Loog Oldham's subsequent attempts to recapture the lightning-flash energy of "I Wanna Be Your Man" after he'd learned a bit about production resulted in singles such as "Have You Seen Your Mother Baby, Standing in the Shadow?" and "19th Nervous Breakdown", which to this day sound like a bloody mess to me - and yet they're the ones cited as classic early Stones' numbers.

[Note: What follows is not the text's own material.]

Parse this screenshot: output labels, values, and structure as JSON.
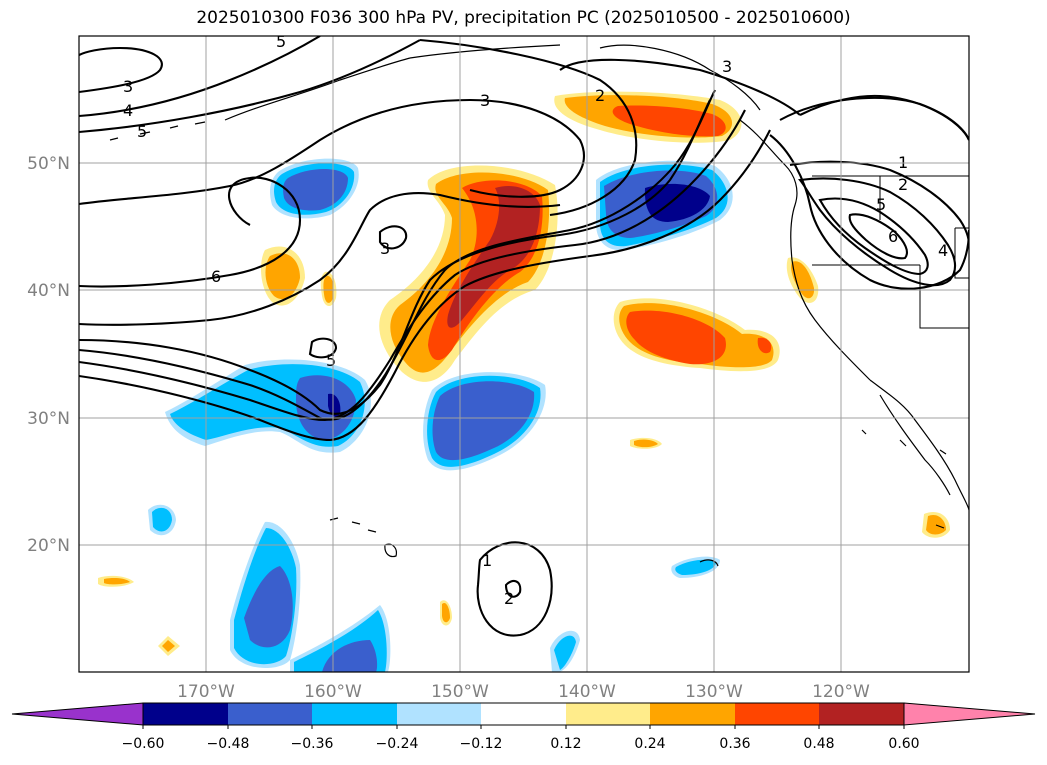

By contrast, the producer of the Animals' "House of the Rising Son", Mickie Most, was a professional who knew exactly what he was doing. Recorded in May, 1964, this marks the point where a British band working in a London recording studio produced a single as authentically gutbucket  bluesy as anything being produced by any white American performers at the time. Eric Burdon's singing is a revelation, and Alan Price's organ-playing is utterly inspired:



Wowsers! And they did it in one take. 

In a way, my last two choices represent two sides of a single coin: they're simply the two greatest Garage Band singles ever recorded. First, from August, 1964, The Kinks and "You Really Got Me" (I'm using a live TV performance, because it's remarkably close to the single):


That was followed in November, 1964, by Them and the glorious "Gloria" sung (or shouted and rasped out) by it's writer, Van Morrison:


That was a "B" side. I might as well leave you with Them miming to the wonderful "A" side, "Baby Please Don't Go" on Ready, Steady, Go - what a single!